Most organizations start out with Kubernetes by piloting it with a single application. Once they’ve gone through a successful pilot and embraced Kubernetes, companies may build dozens of clusters to support dozens of teams. For a mid to large type company deploying multiple applications using Kubernetes, that also means that development and operations teams are also adopting it, frequently in a self-service model. When you have many users across many different clusters building and deploying, it becomes challenging to ensure applications are deployed consistently, securely, and with proper resource requirements.
Configuration drift refers to an environment in which running clusters in an infrastructure become increasingly different over time, usually due to manual changes and updates on individual clusters. Setting up a consistent, automated cluster provisioning process helps ensure that clusters are consistent when created, but do not prevent changes from happening either on that cluster or on the other clusters. Changes to configuration parameters might be done by the dev team, the ops team, or the DevOps team.
When you start operating a large number of clusters that have been manually deployed and inconsistently configured, you’ll almost certainly have discrepancies in your configurations across your containers and clusters. That makes it quite difficult to identify inconsistencies and correct them; significant negative consequences related to configuration drift include:
Trying to manually track configuration drift and fix misconfigurations is extremely error prone, and will quickly lead to operations teams spending too much time on trying to track down issues.
To keep track of basic metrics, most companies need to have tooling in place so that they have visibility into what version of Kubernetes they are running, as well as the versions of the critical system software that powers Kubernetes, such as ingress controllers, certificate management, DNS, and so on. It's important to be able to find and see all of the software version information because it helps your organization to keep all of your software upgraded to the latest stable versions, which helps you to avoid technical debt. You don't want to be running an old version of Kubernetes, particularly because the older versions of Kubernetes and the add ons that you're running may be insecure, increasing your risk of cyber attack.
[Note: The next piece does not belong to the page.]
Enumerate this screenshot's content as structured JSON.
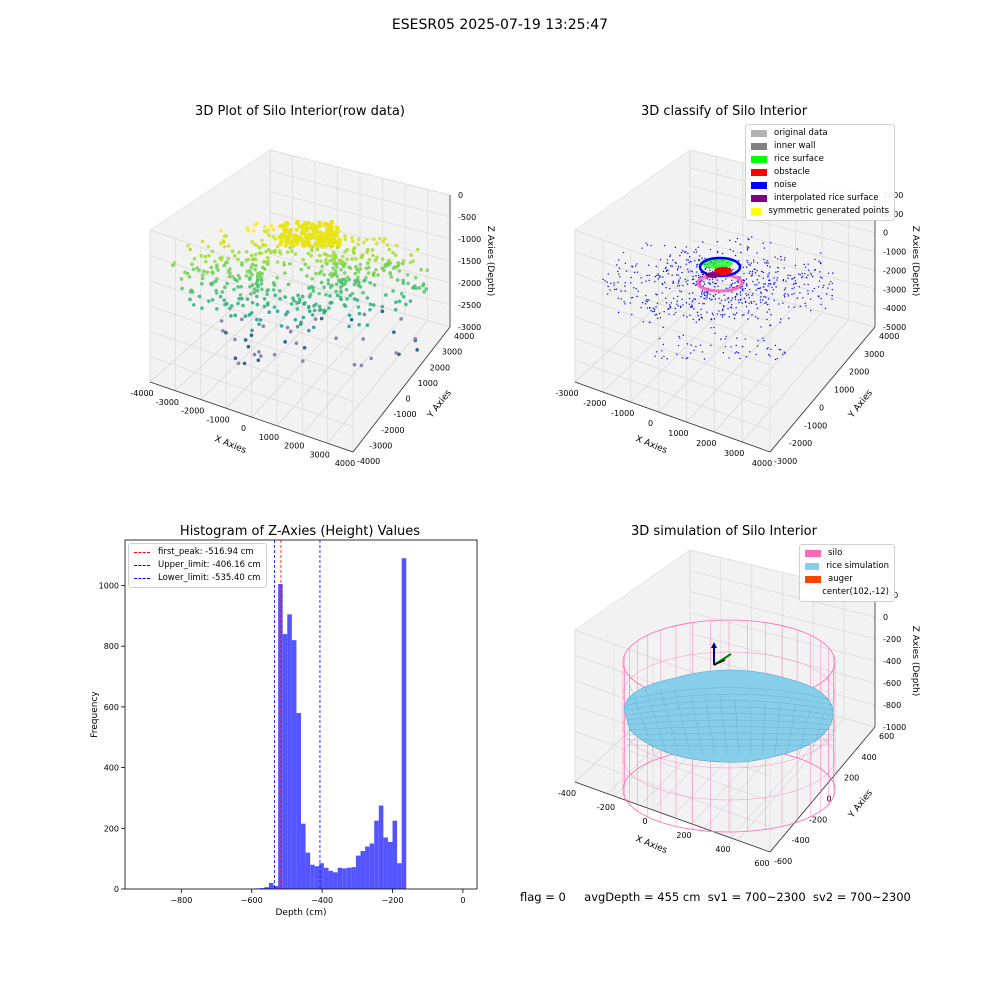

Configuration drift can also lead to a lot of inconsistency, which may not seem so bad, but it will have a significant impact on your upgrade process. When clusters are inconsistently configured, it will make running Kubernetes more expensive over time, because it means that you will need to research each upgrade path separately from the others. That can add to a lot of time to your upgrade process and lead to considerable waste of time and operations resources. When you are able to have a consistent infrastructure, it means that you can research your upgrade and patching scenario once and apply it uniformly across multiple environments.
Larger companies are starting to consider multi-cloud scenarios, which enables them to take advantage of the benefits of different cloud providers. This isn’t problematic in terms of Kubernetes, because Kubernetes is available on multiple clouds. The benefit of Kubernetes is that it provides a consistent API for running infrastructure across all of those clouds. The challenge comes when you’re trying to consistently apply policy and get information around the state of your clusters from these different cloud providers in a single location. It’s extremely challenging for DevOps teams to manually manage and get insight into configuration drift across multiple clouds and clusters.
One of the important capabilities of Fairwinds Insights is that it supports the multi-cloud use case. That helps engineering and DevOps teams to manage multi-user, multi-cluster, and multi-cloud environments more effectively and efficiently, because it enables the multi-cloud deployment so many organizations are considering, without losing the ability to manage configuration globally. To maintain consistency in deployments, even when you deploy across multiple clouds, it’s important to have all of the security, efficiency, and reliability information rolled up into a single location so the operations and security teams can manage all configurations from a single view and reduce the risks inherent in configuration drift.